The UK is home to 43 of these surreal places, which are not considered part of the mainland, nor are they strictly islands. Connected to the shore by natural or man-made causeways, they are only accessible at low tide, meaning visitors have to stick to strict timetables to find them (and avoid being stranded on them).

The isolation of these seaside sanctuaries means many of them remain natural havens of flora and fauna, largely untouched by the heavy hand of industry and tourism. Their remoteness also lends them an air of mystery and enshrines their place in local folklore.

1. St Michael’s Mount, Cornwall

St Michael’s Mount in Cornwall definitely has a fairytale appearance – in fact it looks a lot like The Hobbit homeland The Shire. St Michael’s Mount rises out of the sea, enveloped in green vegetation and with a medieval castle perched atop.

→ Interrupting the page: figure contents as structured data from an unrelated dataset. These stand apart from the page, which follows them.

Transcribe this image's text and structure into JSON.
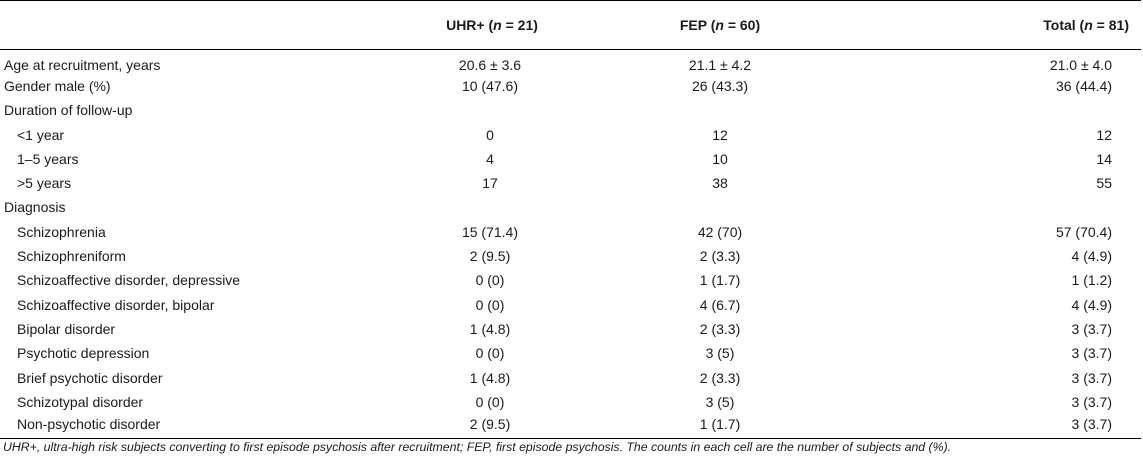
{
  "header": {
    "col_label": "",
    "col_uhr": "UHR+ (n = 21)",
    "col_fep": "FEP (n = 60)",
    "col_total": "Total (n = 81)"
  },
  "rows": [
    {
      "label": "Age at recruitment, years",
      "uhr": "20.6 ± 3.6",
      "fep": "21.1 ± 4.2",
      "total": "21.0 ± 4.0"
    },
    {
      "label": "Gender male (%)",
      "uhr": "10 (47.6)",
      "fep": "26 (43.3)",
      "total": "36 (44.4)"
    },
    {
      "label": "Duration of follow-up",
      "uhr": "",
      "fep": "",
      "total": ""
    },
    {
      "label": "<1 year",
      "uhr": "0",
      "fep": "12",
      "total": "12"
    },
    {
      "label": "1–5 years",
      "uhr": "4",
      "fep": "10",
      "total": "14"
    },
    {
      "label": ">5 years",
      "uhr": "17",
      "fep": "38",
      "total": "55"
    },
    {
      "label": "Diagnosis",
      "uhr": "",
      "fep": "",
      "total": ""
    },
    {
      "label": "Schizophrenia",
      "uhr": "15 (71.4)",
      "fep": "42 (70)",
      "total": "57 (70.4)"
    },
    {
      "label": "Schizophreniform",
      "uhr": "2 (9.5)",
      "fep": "2 (3.3)",
      "total": "4 (4.9)"
    },
    {
      "label": "Schizoaffective disorder, depressive",
      "uhr": "0 (0)",
      "fep": "1 (1.7)",
      "total": "1 (1.2)"
    },
    {
      "label": "Schizoaffective disorder, bipolar",
      "uhr": "0 (0)",
      "fep": "4 (6.7)",
      "total": "4 (4.9)"
    },
    {
      "label": "Bipolar disorder",
      "uhr": "1 (4.8)",
      "fep": "2 (3.3)",
      "total": "3 (3.7)"
    },
    {
      "label": "Psychotic depression",
      "uhr": "0 (0)",
      "fep": "3 (5)",
      "total": "3 (3.7)"
    },
    {
      "label": "Brief psychotic disorder",
      "uhr": "1 (4.8)",
      "fep": "2 (3.3)",
      "total": "3 (3.7)"
    },
    {
      "label": "Schizotypal disorder",
      "uhr": "0 (0)",
      "fep": "3 (5)",
      "total": "3 (3.7)"
    },
    {
      "label": "Non-psychotic disorder",
      "uhr": "2 (9.5)",
      "fep": "1 (1.7)",
      "total": "3 (3.7)"
    }
  ],
  "footnote": "UHR+, ultra-high risk subjects converting to first episode psychosis after recruitment; FEP, first episode psychosis. The counts in each cell are the number of subjects and (%)."
}
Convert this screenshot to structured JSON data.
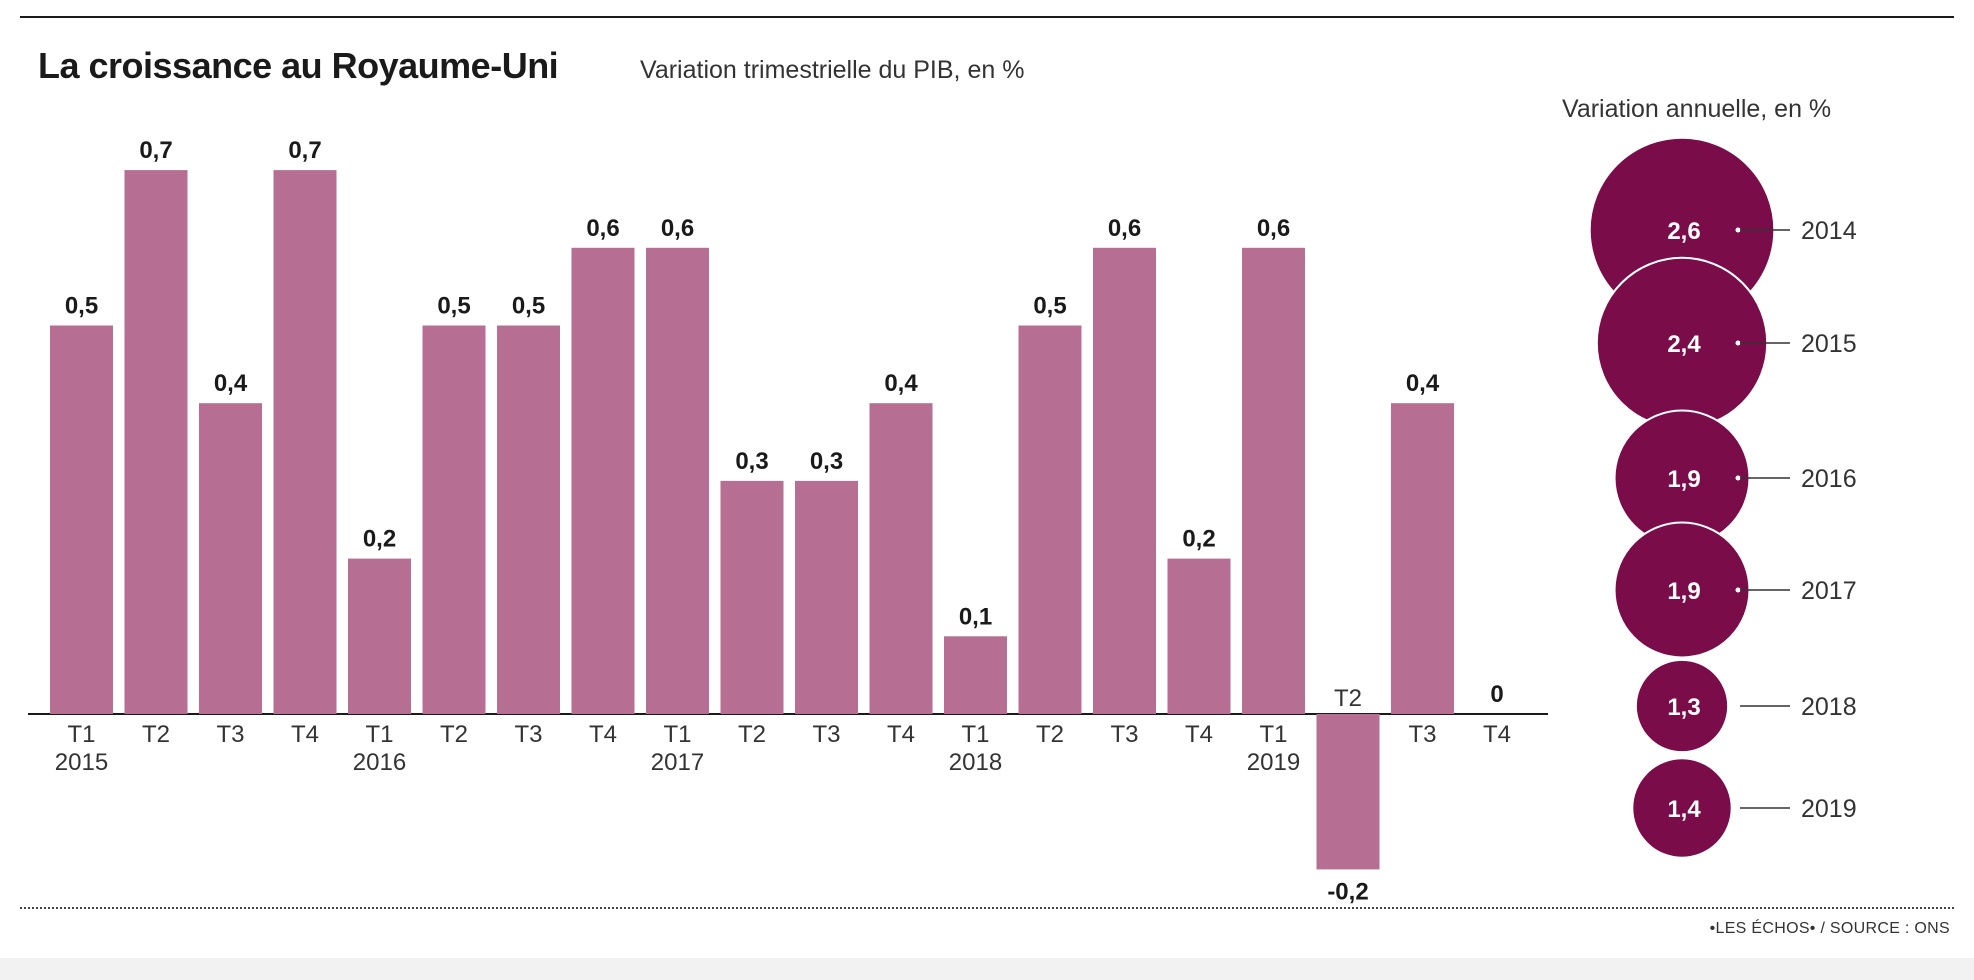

The craggy island stands just 400 yards off the coast of Cornwall, but it is believed the Mount used to be five or six miles from the sea and was once enclosed in a thick hazel wood.  

Something of a multipurpose venue, the Mount’s 12th-century buildings have served as a priory, a fortress, a place of pilgrimage and finally a private home for the St Aubyn family since the 17th century. The seafront cottages on this tiny island are still home to more than 30 islanders, whose jobs range from boatman to guide.

Should you get bored of exploring the castle’s nooks and crannies you can admire the gardeners who have to abseil the steep granite cliffs to tend to the island’s subtropical plants.Make sure you check out the island’s tidal timetable online to find out when it is accessible on foot.

2. Mersea, Essex

Mersea Island is definitely not a place you’d want to get stranded – the ghost of a Roman centurion is said to suddenly appear in car headlights when visitors are driving back across the connecting causeway.

But don’t let that put you off. The island is famous for its native oysters (which you can try at The Company Shed restaurant), open grasslands and the wild beaches of Cudmore Grove Country Park.

3. Burgh, Devon

Home to just five buildings, the island of Burgh is dominated by the eponymous art deco hotel, built in the Twenties. The isolated setting inspired writer Agatha Christie, who used it as a backdrop for two of her detective novels.

Those arriving at high tide can hitch a lift to and from the hotel on the local sea tractor. If the thought of heading out on this seafaring contraption worries you, have a tipple first at the island’s 14th-century local, The Pilchard Inn.


4. Llanddwyn, Wales

Named after the Welsh patron saint of lovers, Dwynwen, Llanddwyn means “The church of St Dwynwen”. Local folklore says the saint retreated to the island to live life as a hermit, after being unlucky in romance. 

Pilgrimages were made to her holy well located near the church, the ruins of which can still be seen today. Visitors can also see the island’s lighthouse, rolling dunes, sheep, wild ponies, mudflats and salt marshes, as well as views of Snowdonia.


5. Erraid, Scotland

If the name Erraid alone doesn’t conjure up images of an otherworldly isle, the small spiritual commune that lives here will. Part of the Findhorn Foundation, the Erraid Community invite guests to join them for a week or more to join in group meditations, festivals and help with island jobs.

Don’t fancy the spiritual side? You can use a two-bedroom cottage as a personal retreat, and spend your days cruising to the nearby isles of Staffa and Treshnish to visit the puffins instead.